You wake up in the middle of the night, a gasp of pain penetrating your subconscious. Your husband is sitting up in bed, knees pulled to his soft belly, head hunched over. You reach for the lamp on the night table. Light leaps outward, a yellowish glare. His face glowers sickly green, a film of sweat coating his forehead. Gallstones.

"I'm fine," he groans.

"This is the third night this week."

"It'll pass. It has before."

He inhales sharply. You grab the wastebasket and stick it between his knees. He leans forward, is deeply and massively sick. You dial the doctor's office, shouting above his coughing and gagging, the sound of vomit splattering against the hard plastic wastebasket. The doctor says to go to the ER. You dress yourself and wrap the baby in a thick blanket, despite the warm night. You want to feel you can shelter someone. He shuffles toward the bathroom to shower first.

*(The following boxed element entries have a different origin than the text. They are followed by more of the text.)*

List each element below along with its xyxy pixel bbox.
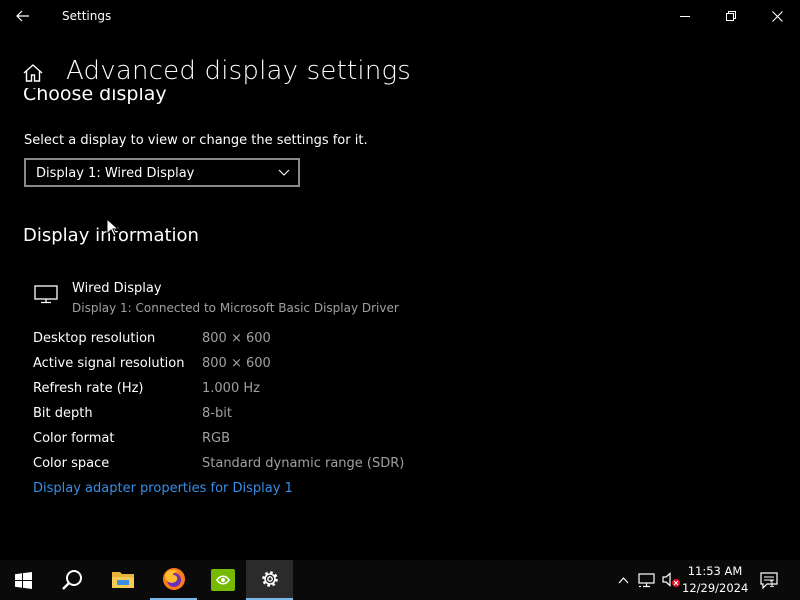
close-button[interactable] — [754, 0, 800, 32]
monitor-icon — [34, 285, 58, 304]
taskbar-clock[interactable]: 11:53 AM 12/29/2024 — [682, 563, 748, 597]
taskbar-file-explorer[interactable] — [99, 560, 146, 600]
display-name: Wired Display — [72, 281, 162, 296]
start-button[interactable] — [0, 560, 47, 600]
network-tray-button[interactable] — [636, 560, 658, 600]
file-explorer-icon — [111, 572, 134, 588]
info-row-bit-depth: Bit depth 8-bit — [33, 406, 433, 426]
settings-icon — [261, 571, 278, 587]
info-value: RGB — [202, 431, 231, 446]
search-icon — [61, 570, 82, 590]
info-row-color-format: Color format RGB — [33, 431, 433, 451]
info-label: Color space — [33, 456, 110, 471]
info-label: Bit depth — [33, 406, 93, 421]
start-icon — [15, 571, 32, 589]
taskbar-nvidia[interactable] — [199, 560, 246, 600]
home-button[interactable] — [22, 62, 46, 86]
info-value: 800 × 600 — [202, 356, 271, 371]
volume-muted-icon — [662, 572, 680, 587]
show-hidden-icons-button[interactable] — [614, 560, 632, 600]
choose-display-heading-wrap: Choose display — [23, 88, 323, 110]
home-icon — [23, 64, 43, 82]
clock-time: 11:53 AM — [687, 564, 743, 578]
network-icon — [638, 573, 655, 588]
display-select-label: Select a display to view or change the s… — [24, 133, 368, 148]
info-row-refresh-rate: Refresh rate (Hz) 1.000 Hz — [33, 381, 433, 401]
close-icon — [771, 10, 783, 22]
info-value: 1.000 Hz — [202, 381, 260, 396]
minimize-button[interactable] — [662, 0, 708, 32]
display-select[interactable]: Display 1: Wired Display — [24, 158, 300, 187]
info-row-color-space: Color space Standard dynamic range (SDR) — [33, 456, 433, 476]
minimize-icon — [680, 16, 690, 17]
display-description: Display 1: Connected to Microsoft Basic … — [72, 301, 399, 315]
firefox-icon — [162, 568, 185, 590]
info-label: Active signal resolution — [33, 356, 185, 371]
taskbar-settings[interactable] — [246, 560, 293, 600]
taskbar-firefox[interactable] — [150, 560, 197, 600]
chevron-down-icon — [278, 169, 290, 176]
info-value: 8-bit — [202, 406, 232, 421]
search-button[interactable] — [48, 560, 95, 600]
back-arrow-icon — [16, 10, 29, 22]
title-bar: Settings — [0, 0, 800, 32]
info-row-active-signal-resolution: Active signal resolution 800 × 600 — [33, 356, 433, 376]
chevron-up-icon — [618, 577, 628, 584]
choose-display-heading: Choose display — [23, 88, 167, 105]
info-value: 800 × 600 — [202, 331, 271, 346]
info-label: Color format — [33, 431, 115, 446]
restore-button[interactable] — [708, 0, 754, 32]
info-row-desktop-resolution: Desktop resolution 800 × 600 — [33, 331, 433, 351]
volume-tray-button[interactable] — [660, 560, 682, 600]
info-label: Refresh rate (Hz) — [33, 381, 144, 396]
notification-count-badge: 1 — [769, 580, 775, 590]
taskbar: 11:53 AM 12/29/2024 — [0, 560, 800, 600]
display-adapter-properties-link[interactable]: Display adapter properties for Display 1 — [33, 481, 293, 496]
window-title: Settings — [62, 9, 112, 23]
mouse-cursor-icon — [106, 218, 118, 237]
page-title: Advanced display settings — [66, 56, 412, 86]
nvidia-icon — [210, 569, 235, 591]
back-button[interactable] — [0, 0, 46, 32]
clock-date: 12/29/2024 — [682, 581, 749, 595]
info-label: Desktop resolution — [33, 331, 156, 346]
restore-icon — [726, 11, 736, 21]
display-select-value: Display 1: Wired Display — [36, 166, 195, 181]
info-value: Standard dynamic range (SDR) — [202, 456, 405, 471]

The emergency room is a nightmare. This will become your favorite new word, nightmare, the sum of your memories, how you will later describe the endless wait to your sisters in the weeks to come, how you will explain that night to the baby when she has grown. You will wish you'd been nicer to him, more sympathetic, less annoyed, that you hadn't let doubts about his manhood creep in because he succumbed to the pain. You'd endured 18 hours of hard labor with more fortitude.

He lies flat on the gurney, eyes closed, shutting you out, and you resent that too—his insensitivity to your presence. You squeeze his hand. He gives you a weak smile.

A few hours later, the baby stirs in your arms. You nurse her quietly, look around afterwards for any stowed diapers since you neglected to bring them. The surgeon arrives while you are rummaging through a drawer. Nobody bothered to tell you surgeons don't do consults before daybreak unless the patient is in imminent danger. The surgeon prods and pokes at your husband's abdomen while he groans anew. The surgeon raises his head and sniffs the air. The baby has indeed dirtied her only diaper.

"When did you last eat?" the surgeon asks, and you are touched by his concern until you realize he's asking your husband. He explains the gallbladder has to come right out. Anesthesia and food don't mix. You worry about the $2500 deductible on your husband's lousy health insurance policy, then feel guilty he's about to have surgery and you are thinking this means no beach house this summer.

A nurse brings you some wipes and a fresh diaper. You clean and change the baby, then feed her again while a technician draws your husband's blood. Your back and arms ache from holding her for so long, and you haven't been this tired since the first colicky month after she was born. You think to hold the baby up to his lips for one last kiss before they take him to the operating room, but she has drifted off to sleep again and you don't want to disturb her. You rationalize that at five months old she doesn't understand what it is to say goodbye.

At 28, you don't comprehend it either.